Fewer people are paying for TV. The nation’s cable and satellite providers experienced their sharpest decline ever, losing more than 2 million paying subscribers in the first three months of the year, according to the Wall Street Journal.
A MoffettNathanson analysis of the situation cited 30 million U.S. unemployment claims and a lack of sports during the coronavirus pandemic as the main reason. The trend is unlikely to change soon, as the analysts suspect the numbers will get worse in the second quarter.
“Sports are the glue that hold the whole thing together,” MoffettNathanson Analyst Craig Moffett told the WSJ. “Without sports, the system is unraveling.”
Satellite TV suffered the most, with more than a million dropping their service.
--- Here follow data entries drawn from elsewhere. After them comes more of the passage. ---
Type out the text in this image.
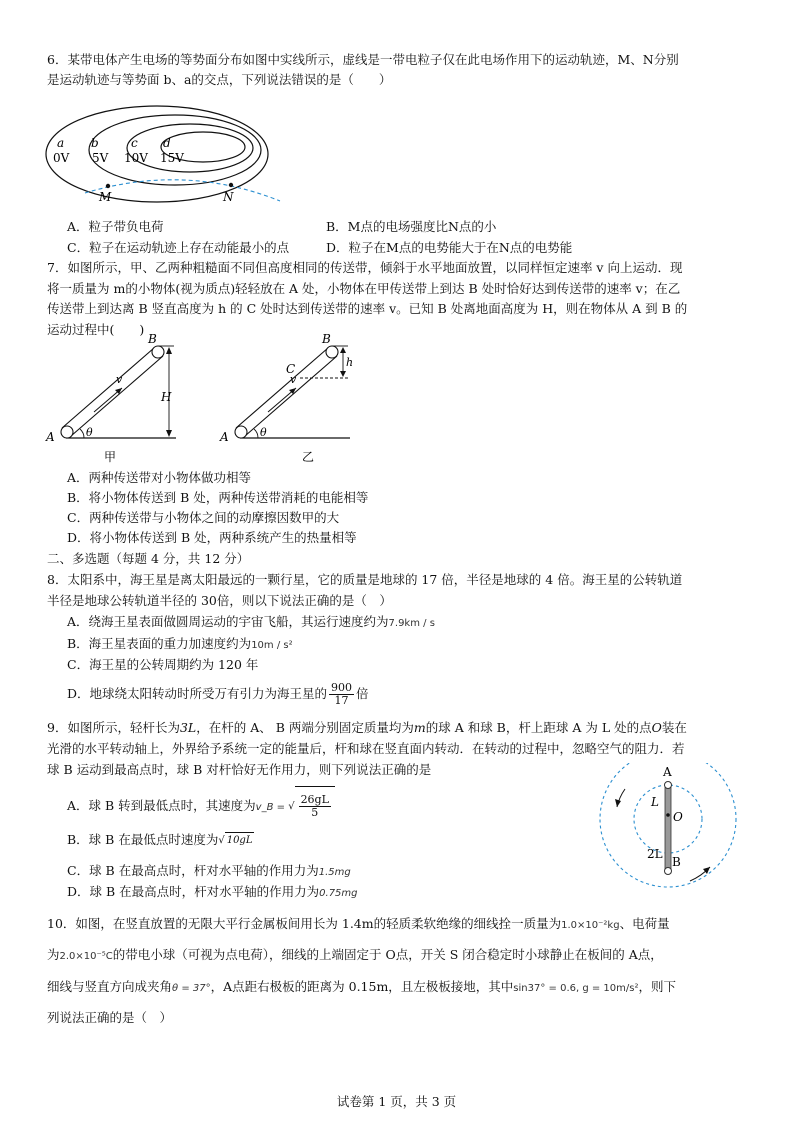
6．某带电体产生电场的等势面分布如图中实线所示，虚线是一带电粒子仅在此电场作用下的运动轨迹，M、N分别
是运动轨迹与等势面 b、a的交点，下列说法错误的是（　　）
a
0V
b
5V
c
10V
d
15V
M	N
A．粒子带负电荷	B．M点的电场强度比N点的小
C．粒子在运动轨迹上存在动能最小的点	D．粒子在M点的电势能大于在N点的电势能
7．如图所示，甲、乙两种粗糙面不同但高度相同的传送带，倾斜于水平地面放置，以同样恒定速率 v 向上运动．现
将一质量为 m的小物体(视为质点)轻轻放在 A 处，小物体在甲传送带上到达 B 处时恰好达到传送带的速率 v；在乙
传送带上到达离 B 竖直高度为 h 的 C 处时达到传送带的速率 v。已知 B 处离地面高度为 H，则在物体从 A 到 B 的
运动过程中(　　)
A
B
v
θ
H
甲
A
B
C
v
θ
h
乙
A．两种传送带对小物体做功相等
B．将小物体传送到 B 处，两种传送带消耗的电能相等
C．两种传送带与小物体之间的动摩擦因数甲的大
D．将小物体传送到 B 处，两种系统产生的热量相等
二、多选题（每题 4 分，共 12 分）
8．太阳系中，海王星是离太阳最远的一颗行星，它的质量是地球的 17 倍，半径是地球的 4 倍。海王星的公转轨道
半径是地球公转轨道半径的 30倍，则以下说法正确的是（　）
A．绕海王星表面做圆周运动的宇宙飞船，其运行速度约为7.9km / s
B．海王星表面的重力加速度约为10m / s²
C．海王星的公转周期约为 120 年
D．地球绕太阳转动时所受万有引力为海王星的 $\frac{900}{17}$ 倍
9．如图所示，轻杆长为3L，在杆的 A、 B 两端分别固定质量均为m的球 A 和球 B，杆上距球 A 为 L 处的点O装在
光滑的水平转动轴上，外界给予系统一定的能量后，杆和球在竖直面内转动．在转动的过程中，忽略空气的阻力．若
球 B 运动到最高点时，球 B 对杆恰好无作用力，则下列说法正确的是
A．球 B 转到最低点时，其速度为v_B = √ $\frac{26gL}{5}$
B．球 B 在最低点时速度为√ 10gL
C．球 B 在最高点时，杆对水平轴的作用力为1.5mg
D．球 B 在最高点时，杆对水平轴的作用力为0.75mg
A
L
O
2L
B
10．如图，在竖直放置的无限大平行金属板间用长为 1.4m的轻质柔软绝缘的细线拴一质量为1.0×10⁻²kg、电荷量
为2.0×10⁻⁵C的带电小球（可视为点电荷），细线的上端固定于 O点，开关 S 闭合稳定时小球静止在板间的 A点，
细线与竖直方向成夹角θ = 37°，A点距右极板的距离为 0.15m，且左极板接地，其中sin37° = 0.6, g = 10m/s²，则下
列说法正确的是（　）
试卷第 1 页，共 3 页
Cable lost 600,000.
Notable Numbers:
- Comcast: -409,000
- Charter: -70,000
- Dish (including Sling TV): -413,000
- DirecTV and AT&T Uverse: -897,000
While cord-cutting has been a trend as streaming services take off, it appears they are experiencing growing pains of their own. Analysts estimated YouTube TV, Hulu Live, Playstation Vue – which shut down its 500,000 subscribers in January – fuboTV and Philo grew 75,000 net subscribers, a drop from last year’s first-quarter growth of 590,000.